Summary
Currently, input offers two export formats for the user feedback data. The data is exported in from of TSV coded tables:
- opinions.tsv.bz2 offers the everything but ratings
- ratings.tsv.bz2 has the ratings data
Both tables from a 1:n relationship and can be joined using the first column (the opinion id). Both tables are compressed using bzip2, so decode them e.g. using bunzip2.
TSV Coding
The data is a UTF-8 encoded unicode stream. Lines (=records) are separated using LF (newline, U+000A). There are no header/title records. Fields (=columns) are separated by TAB (U+0009). In this scheme, two characters within column values need to be escaped: TAB and LF. For this, they are preceded using backslash (U+005C) when they are part of cell content and not of TSV coding. Of course, this means that backslashes in content are escaped the same way.

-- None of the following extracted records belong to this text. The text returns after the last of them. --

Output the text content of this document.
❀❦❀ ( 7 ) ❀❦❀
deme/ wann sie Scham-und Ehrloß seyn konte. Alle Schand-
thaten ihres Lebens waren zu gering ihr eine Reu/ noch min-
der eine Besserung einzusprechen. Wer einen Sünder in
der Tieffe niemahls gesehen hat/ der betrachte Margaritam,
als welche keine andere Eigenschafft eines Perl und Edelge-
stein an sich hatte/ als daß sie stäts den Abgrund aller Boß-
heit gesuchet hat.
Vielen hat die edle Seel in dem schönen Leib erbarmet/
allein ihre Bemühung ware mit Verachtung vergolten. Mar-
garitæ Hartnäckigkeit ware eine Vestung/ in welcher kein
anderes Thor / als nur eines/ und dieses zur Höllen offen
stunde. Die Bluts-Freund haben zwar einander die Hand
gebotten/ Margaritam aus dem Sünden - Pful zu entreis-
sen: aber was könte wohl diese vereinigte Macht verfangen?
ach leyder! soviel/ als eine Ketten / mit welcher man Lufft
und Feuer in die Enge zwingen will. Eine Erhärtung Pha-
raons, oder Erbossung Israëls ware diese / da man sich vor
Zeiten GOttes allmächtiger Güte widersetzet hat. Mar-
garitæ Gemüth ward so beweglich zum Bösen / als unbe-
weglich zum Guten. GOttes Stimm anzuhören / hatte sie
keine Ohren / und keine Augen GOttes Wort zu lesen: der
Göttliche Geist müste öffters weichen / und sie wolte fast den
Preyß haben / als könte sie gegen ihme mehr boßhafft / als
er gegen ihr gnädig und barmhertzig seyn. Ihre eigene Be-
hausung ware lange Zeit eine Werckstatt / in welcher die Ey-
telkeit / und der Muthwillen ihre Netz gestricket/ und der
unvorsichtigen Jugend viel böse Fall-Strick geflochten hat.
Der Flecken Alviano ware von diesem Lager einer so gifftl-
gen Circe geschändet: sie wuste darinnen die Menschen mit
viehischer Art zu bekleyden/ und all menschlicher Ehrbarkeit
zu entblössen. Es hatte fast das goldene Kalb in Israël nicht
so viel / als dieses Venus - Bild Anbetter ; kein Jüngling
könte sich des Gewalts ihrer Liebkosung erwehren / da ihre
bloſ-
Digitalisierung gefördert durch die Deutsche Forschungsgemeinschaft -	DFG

- Example FSM to parse input data
Opinions
Fields
- 1. Opinion ID
- coded as base10 integer number, used to lookup ratings or items on the input website
- 2. Time of feedback
- base10 integer, note this is UNIX time (i.e. UTC+0, so seconds since 1970-01-01T00:00:00Z)
- 3. Type
- one of issue, praise, suggestion, rating
- 4. Product
- one of firefox, mobile
- 5. Version
- a version identifier such as 4.0b11 or 3.6.13
- 6. Platform
- one of mac, windows, linux, android, maemo
- 7. Locale
- a locale identifier such as en-US
- 8. Manufacturer
- for product:mobile only, the device manufacturer
- 9. Device
- for product:mobile only, a device identifier
- 10. URL
- an http, https, chrome or about URL given by the user with his feedback
- 11. Description
- Free text entered by the user. Limited to 140 unicode characters (not bytes)
Ratings
One line per (opinion x rating category). Keyed to opinion table using opinion ID.
Fields
- 1. Opinion ID
- base10 integer, used to group related ratings
- 2. Rating Type
- one of performance, startup
- 3. Rating Value
- base10 integer ranging from 0 to 100.